On one source I tried the other day, the first 90 seconds or so is just generic opening music, no speech, but it "transcribes" it as "This is the end of the video. Thank you for watching. Please subscribe to the channel if you like. See you in the next video. Thank you for watching. Please subscribe to the channel if you like. Thank you for watching. ..." If you help it along by cutting up the source into only spoken segments you can get it to do better but just throwing it at a directory of material is probably going to leave you with some disappointment.
Then sometimes it does something surprising, on a j-pop song after hallucinating a bit during the intro it spit out a translation in the form you might find on a lyrics site, that is each line was "japanese-characters romaji-version english-translation". I haven't been able to get it to do it again (even for the same source).
Yeah, it can help a bit with looping, but introduces other problems. I recalled from earlier that a combo of tweaking no_speech_threshold and logprob_threshold settings helped somewhat, though trying again on a random video it doesn't do much. Still hallucinates a stream of captions (albeit non-repetitive, though one run had several Touhou related lines) for what should be 4 minutes of looping background music before the first sentence. If all one needs Whisper for is transcribing English though, I still think it's pretty decent. On my test video now it will 'correctly' transcribe the music as ♪ when I ask it to just transcribe it as English.

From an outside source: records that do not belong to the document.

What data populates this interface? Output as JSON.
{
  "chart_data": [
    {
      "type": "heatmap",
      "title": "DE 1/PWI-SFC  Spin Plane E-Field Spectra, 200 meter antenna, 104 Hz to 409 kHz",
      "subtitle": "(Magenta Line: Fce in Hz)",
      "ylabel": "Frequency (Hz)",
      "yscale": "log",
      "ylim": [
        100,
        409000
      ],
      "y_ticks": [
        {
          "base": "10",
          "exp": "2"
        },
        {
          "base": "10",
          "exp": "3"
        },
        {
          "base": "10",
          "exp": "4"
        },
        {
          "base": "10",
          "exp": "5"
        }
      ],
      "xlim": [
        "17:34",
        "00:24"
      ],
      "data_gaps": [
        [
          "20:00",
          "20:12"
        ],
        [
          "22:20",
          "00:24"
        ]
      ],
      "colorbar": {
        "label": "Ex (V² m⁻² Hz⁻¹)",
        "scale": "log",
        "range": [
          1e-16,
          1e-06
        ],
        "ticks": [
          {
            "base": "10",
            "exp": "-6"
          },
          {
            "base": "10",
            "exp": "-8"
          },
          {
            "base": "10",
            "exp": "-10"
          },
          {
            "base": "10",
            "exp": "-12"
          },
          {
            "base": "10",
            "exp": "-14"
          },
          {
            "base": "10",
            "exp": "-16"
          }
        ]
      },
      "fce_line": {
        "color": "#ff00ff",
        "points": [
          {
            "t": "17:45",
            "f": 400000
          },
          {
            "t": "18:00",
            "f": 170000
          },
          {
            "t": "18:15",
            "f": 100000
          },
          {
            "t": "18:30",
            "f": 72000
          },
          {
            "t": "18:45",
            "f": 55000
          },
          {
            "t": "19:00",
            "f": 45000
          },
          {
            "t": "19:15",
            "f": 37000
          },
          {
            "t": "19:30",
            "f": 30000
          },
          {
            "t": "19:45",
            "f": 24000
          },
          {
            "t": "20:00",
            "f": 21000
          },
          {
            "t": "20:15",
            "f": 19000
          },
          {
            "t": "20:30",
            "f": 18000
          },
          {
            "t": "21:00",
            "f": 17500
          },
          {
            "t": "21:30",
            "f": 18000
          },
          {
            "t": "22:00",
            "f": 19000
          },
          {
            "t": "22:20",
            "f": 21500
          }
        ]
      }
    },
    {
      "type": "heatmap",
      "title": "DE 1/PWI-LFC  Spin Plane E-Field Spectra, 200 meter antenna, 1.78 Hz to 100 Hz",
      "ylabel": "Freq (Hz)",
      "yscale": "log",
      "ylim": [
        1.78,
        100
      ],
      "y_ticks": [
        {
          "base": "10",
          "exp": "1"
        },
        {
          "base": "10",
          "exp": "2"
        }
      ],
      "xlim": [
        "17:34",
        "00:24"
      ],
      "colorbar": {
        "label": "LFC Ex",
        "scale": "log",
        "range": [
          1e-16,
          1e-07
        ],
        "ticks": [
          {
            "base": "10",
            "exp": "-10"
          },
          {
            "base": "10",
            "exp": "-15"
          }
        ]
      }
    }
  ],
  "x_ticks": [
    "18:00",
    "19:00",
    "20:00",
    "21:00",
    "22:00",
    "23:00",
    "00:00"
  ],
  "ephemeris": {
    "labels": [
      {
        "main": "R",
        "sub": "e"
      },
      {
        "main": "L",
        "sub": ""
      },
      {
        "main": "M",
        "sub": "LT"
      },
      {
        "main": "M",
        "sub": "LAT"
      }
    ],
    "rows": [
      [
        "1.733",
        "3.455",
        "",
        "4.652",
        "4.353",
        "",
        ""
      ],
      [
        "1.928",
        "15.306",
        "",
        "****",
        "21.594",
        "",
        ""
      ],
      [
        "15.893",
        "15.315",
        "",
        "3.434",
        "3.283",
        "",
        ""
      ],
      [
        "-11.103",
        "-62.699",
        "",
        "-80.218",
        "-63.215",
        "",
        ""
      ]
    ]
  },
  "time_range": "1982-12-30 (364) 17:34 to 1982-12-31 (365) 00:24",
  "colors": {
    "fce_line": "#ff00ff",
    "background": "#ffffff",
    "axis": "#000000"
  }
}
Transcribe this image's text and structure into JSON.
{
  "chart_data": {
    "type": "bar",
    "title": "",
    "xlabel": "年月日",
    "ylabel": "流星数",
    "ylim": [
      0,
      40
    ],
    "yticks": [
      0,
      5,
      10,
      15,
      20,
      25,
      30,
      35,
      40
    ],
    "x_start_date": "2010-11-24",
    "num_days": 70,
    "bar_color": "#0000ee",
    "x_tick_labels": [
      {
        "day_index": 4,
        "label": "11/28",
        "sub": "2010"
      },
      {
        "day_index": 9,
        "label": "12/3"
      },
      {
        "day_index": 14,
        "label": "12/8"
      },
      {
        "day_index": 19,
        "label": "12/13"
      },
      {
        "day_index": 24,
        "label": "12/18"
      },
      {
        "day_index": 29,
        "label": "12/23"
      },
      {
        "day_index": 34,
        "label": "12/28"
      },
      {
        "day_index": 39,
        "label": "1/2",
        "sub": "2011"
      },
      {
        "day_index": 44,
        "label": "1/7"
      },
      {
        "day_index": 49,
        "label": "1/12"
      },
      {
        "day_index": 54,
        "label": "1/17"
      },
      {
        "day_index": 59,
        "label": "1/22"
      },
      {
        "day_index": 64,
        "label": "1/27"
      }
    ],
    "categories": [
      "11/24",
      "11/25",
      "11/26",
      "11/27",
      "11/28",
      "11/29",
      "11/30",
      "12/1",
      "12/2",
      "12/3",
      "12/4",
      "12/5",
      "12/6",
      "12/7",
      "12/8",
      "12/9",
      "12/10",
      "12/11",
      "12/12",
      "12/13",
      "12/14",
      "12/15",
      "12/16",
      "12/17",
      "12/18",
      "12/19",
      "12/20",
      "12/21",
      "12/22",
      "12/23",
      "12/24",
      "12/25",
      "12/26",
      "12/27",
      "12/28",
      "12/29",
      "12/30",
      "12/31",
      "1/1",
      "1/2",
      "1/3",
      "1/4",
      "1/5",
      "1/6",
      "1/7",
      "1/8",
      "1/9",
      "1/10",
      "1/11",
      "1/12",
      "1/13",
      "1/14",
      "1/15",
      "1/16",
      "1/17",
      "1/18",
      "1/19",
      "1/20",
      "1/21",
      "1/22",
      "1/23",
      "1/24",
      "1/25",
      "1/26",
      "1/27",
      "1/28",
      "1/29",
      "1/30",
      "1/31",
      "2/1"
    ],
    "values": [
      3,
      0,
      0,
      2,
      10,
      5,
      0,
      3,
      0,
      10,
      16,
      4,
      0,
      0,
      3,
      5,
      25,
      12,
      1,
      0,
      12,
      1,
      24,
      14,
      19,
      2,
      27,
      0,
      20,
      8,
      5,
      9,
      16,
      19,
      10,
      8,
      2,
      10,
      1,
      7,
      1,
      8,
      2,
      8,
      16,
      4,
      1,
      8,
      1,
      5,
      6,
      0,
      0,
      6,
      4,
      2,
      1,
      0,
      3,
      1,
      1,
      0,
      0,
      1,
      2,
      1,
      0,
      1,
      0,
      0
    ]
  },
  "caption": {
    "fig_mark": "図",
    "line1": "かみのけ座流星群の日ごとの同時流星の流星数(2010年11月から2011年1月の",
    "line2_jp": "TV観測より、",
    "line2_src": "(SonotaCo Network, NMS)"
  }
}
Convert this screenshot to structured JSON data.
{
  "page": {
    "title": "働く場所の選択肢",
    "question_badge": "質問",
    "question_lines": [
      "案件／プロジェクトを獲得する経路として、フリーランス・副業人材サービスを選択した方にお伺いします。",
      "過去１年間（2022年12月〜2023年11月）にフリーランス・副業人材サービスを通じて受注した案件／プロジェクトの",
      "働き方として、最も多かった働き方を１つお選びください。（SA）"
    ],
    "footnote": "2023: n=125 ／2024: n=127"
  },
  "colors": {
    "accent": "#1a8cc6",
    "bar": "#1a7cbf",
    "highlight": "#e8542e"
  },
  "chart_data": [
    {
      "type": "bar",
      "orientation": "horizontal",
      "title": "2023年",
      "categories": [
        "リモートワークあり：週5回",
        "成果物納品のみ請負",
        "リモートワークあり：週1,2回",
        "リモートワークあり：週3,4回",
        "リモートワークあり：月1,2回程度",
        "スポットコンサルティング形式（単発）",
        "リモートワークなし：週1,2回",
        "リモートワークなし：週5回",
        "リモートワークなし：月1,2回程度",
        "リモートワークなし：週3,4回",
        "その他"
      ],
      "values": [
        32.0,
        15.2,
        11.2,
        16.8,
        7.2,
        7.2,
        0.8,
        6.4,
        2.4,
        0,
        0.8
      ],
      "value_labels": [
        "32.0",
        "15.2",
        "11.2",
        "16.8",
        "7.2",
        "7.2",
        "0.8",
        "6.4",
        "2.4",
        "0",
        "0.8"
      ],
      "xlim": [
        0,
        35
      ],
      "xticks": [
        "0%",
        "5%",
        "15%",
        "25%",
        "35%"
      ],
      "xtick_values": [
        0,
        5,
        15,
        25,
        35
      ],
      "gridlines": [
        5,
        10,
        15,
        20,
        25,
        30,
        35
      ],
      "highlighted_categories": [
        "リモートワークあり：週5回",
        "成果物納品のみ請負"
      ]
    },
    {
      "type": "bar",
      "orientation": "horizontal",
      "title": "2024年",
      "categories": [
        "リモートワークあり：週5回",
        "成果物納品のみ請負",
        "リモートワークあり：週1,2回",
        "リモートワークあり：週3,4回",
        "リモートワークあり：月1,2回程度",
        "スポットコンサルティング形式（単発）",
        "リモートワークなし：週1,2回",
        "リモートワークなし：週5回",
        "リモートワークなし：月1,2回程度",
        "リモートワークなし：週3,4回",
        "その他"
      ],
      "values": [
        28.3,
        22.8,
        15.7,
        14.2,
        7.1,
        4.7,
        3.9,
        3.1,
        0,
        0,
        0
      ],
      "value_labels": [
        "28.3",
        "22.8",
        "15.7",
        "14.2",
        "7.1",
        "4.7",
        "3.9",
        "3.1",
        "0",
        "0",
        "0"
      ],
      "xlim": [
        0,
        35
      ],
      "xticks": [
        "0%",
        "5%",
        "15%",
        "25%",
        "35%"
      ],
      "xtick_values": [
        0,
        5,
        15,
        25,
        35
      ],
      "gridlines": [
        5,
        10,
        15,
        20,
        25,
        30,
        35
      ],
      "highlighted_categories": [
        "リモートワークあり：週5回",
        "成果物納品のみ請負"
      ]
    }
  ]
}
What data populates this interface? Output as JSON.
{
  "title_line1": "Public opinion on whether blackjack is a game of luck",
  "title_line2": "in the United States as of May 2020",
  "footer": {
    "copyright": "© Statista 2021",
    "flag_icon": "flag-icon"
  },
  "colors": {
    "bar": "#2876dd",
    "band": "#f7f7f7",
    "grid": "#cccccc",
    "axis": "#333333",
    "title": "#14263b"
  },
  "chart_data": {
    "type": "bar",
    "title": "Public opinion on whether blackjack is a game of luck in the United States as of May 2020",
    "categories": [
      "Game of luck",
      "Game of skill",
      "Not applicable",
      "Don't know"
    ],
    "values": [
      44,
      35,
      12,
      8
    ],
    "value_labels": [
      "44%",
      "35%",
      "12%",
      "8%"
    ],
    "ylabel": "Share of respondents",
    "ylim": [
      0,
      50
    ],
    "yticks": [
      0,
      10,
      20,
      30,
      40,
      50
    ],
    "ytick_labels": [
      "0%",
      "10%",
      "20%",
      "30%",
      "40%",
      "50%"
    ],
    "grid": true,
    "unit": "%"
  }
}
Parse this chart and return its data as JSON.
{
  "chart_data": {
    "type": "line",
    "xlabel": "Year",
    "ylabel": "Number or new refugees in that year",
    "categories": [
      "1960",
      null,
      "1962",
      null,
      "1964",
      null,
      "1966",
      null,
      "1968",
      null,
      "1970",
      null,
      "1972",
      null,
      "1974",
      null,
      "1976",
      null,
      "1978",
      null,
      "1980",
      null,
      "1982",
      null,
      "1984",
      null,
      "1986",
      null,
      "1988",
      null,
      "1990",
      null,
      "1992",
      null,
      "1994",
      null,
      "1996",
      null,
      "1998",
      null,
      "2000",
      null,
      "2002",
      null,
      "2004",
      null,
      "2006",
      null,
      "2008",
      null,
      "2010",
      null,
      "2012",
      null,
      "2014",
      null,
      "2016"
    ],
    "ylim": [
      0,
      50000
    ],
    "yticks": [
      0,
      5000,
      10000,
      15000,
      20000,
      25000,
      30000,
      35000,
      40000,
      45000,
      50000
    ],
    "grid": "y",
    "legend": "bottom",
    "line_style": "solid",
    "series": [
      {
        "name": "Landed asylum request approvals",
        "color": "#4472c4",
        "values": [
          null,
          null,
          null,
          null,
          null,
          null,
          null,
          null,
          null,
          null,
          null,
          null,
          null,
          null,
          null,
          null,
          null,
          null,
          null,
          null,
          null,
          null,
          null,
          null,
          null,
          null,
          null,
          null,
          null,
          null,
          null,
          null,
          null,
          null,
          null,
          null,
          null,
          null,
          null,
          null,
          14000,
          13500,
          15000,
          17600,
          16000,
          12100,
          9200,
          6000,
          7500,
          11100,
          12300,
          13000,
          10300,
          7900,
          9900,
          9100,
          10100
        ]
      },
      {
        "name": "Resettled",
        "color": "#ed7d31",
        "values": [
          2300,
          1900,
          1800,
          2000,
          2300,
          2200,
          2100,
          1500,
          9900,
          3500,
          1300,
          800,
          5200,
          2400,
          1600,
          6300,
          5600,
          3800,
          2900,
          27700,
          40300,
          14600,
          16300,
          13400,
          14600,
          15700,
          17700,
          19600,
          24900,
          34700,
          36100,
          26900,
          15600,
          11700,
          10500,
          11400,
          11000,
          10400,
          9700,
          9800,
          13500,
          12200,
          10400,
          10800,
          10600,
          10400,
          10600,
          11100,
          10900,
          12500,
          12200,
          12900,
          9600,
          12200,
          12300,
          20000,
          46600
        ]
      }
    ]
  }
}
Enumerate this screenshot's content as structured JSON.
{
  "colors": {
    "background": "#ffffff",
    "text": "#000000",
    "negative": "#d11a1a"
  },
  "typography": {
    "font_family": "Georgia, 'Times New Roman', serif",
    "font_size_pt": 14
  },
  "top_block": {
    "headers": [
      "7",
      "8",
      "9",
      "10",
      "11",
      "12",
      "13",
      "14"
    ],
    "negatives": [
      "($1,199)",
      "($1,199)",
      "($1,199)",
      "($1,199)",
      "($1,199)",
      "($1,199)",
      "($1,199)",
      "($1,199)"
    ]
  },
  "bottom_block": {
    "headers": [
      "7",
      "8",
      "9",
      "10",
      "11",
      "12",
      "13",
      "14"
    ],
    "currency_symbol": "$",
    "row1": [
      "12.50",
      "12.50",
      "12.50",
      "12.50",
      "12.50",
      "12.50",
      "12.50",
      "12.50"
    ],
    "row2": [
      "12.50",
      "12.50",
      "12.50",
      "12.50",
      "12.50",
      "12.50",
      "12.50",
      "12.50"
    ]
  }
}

Related/Off Topic: Is there a documented way to improve the accuracy of a particular language model? Say we can put in the effort to collect 1000's of verified/transcribed samples of a language that is currently scored poorly (WER). What steps do I have to take to get those improvements into the system?
Yes, you need to fine-tune the model with your data. This might be easy or hard, depending on your experience level and complexity of the model and available tooling.
Very cool - I have a homegrown setup where a script scans my iCloud audio notes directory and generates transcriptions for any new notes. Works like a charm.